THE BOOK OF THE UNKNOWN

Tales of the Thirty-six

by Jonathon Keats

Pub Date: Feb. 1st, 2009
ISBN: 978-0-8129-7897-1
Publisher: Random House

Echoes of Isaac Bashevis Singer, Sholom Aleichem and S.Y. Agnon sound throughout this high-concept collection’s engaging stories.

Keats (The Pathology of Lies, 1999) frames the tales with a “Foreword” in which scholar Jay Katz summarizes the Talmudic concept of the Lamedh-Vov: those 36 righteous individuals upon whose continued existence the survival of humanity depends. He then offers 12 of their stories, gathered from as many villages.

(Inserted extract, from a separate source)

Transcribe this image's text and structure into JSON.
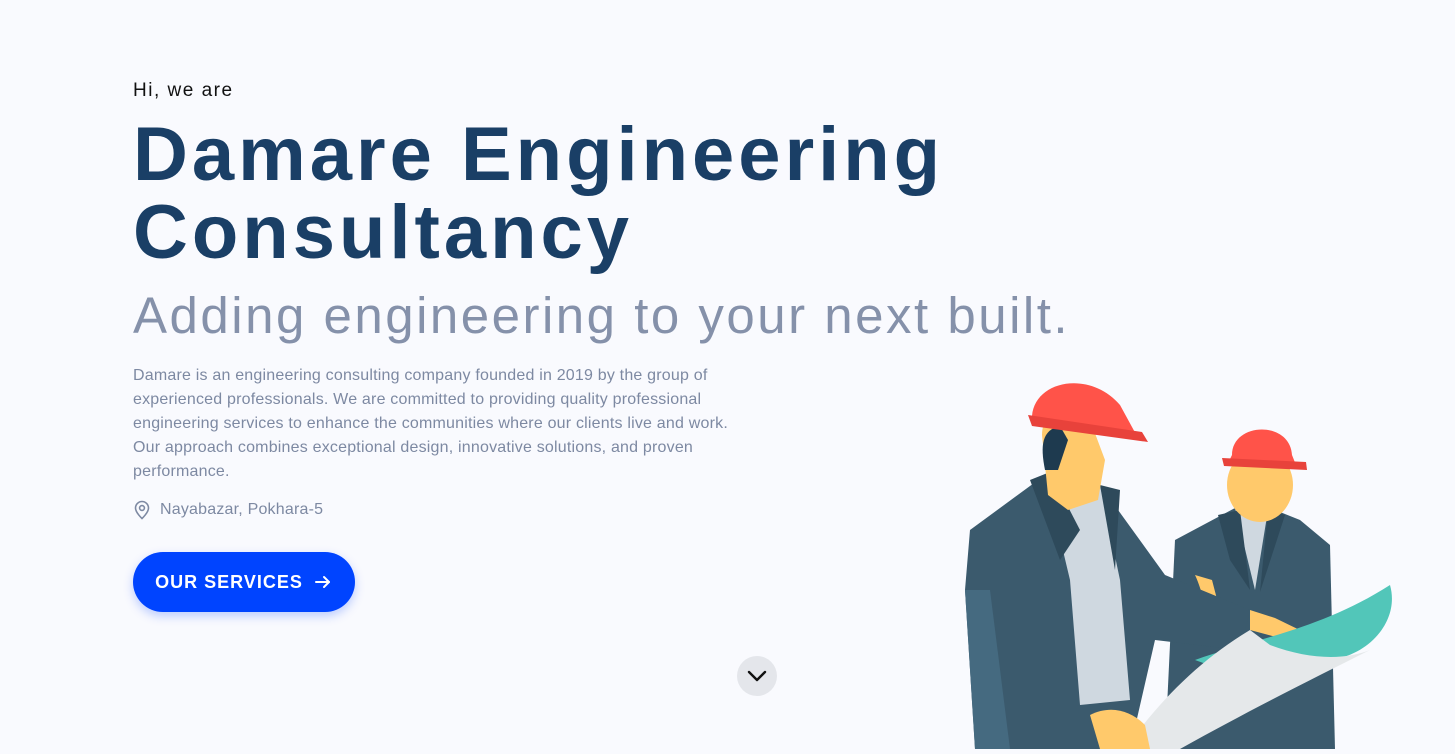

Later an “Afterword” announces Katz’s mysterious disappearance, but hints that the remaining 24 stories may be likewise “discovered.” The righteous encountered in these stories are humble souls burdened with responsibilities that prove to have broad universal applications. Examples include a naïve fisherman (“Alef the Idiot,” who rather too closely recalls Singer’s “Gimpel the Fool”), gifted with an ability to love that transforms even his superior, shrewish wife into a wiser being; a failed circus performer (“Heyh the Clown”) whose ingenuous talent to amuse warms the heart and awakens the love of a melancholy monarch; and a simple bricklayer (“Yod-Alef the Murderer”), chosen by lot to introduce death into a village “once forgotten by the grim reaper.” Though each story is given a convincing folkloric texture, several do not persuasively develop their invariably intriguing premises. There are two brilliant exceptions. “Zayin the Profane” recounts the spiritual odyssey of an apothecary’s daughter who adopts her father’s employment of hopeful placebos, accepts responsibility for the “arrogance” she has thus shared and, in an entirely unexpected way, becomes a renowned healer. “Yod the Inhuman” concerns a widowed scholar who fashions from clay a beautiful and submissive golem. His creation endures severe hardships, achieves prosperity and high position and assumes a more-than-human compassionate humanity.

Unusual and charming stories that successfully revive a nearly forgotten form of storytelling. One hopes we will hear more of these Lamedh-Vov and their all-too-human struggles and triumphs.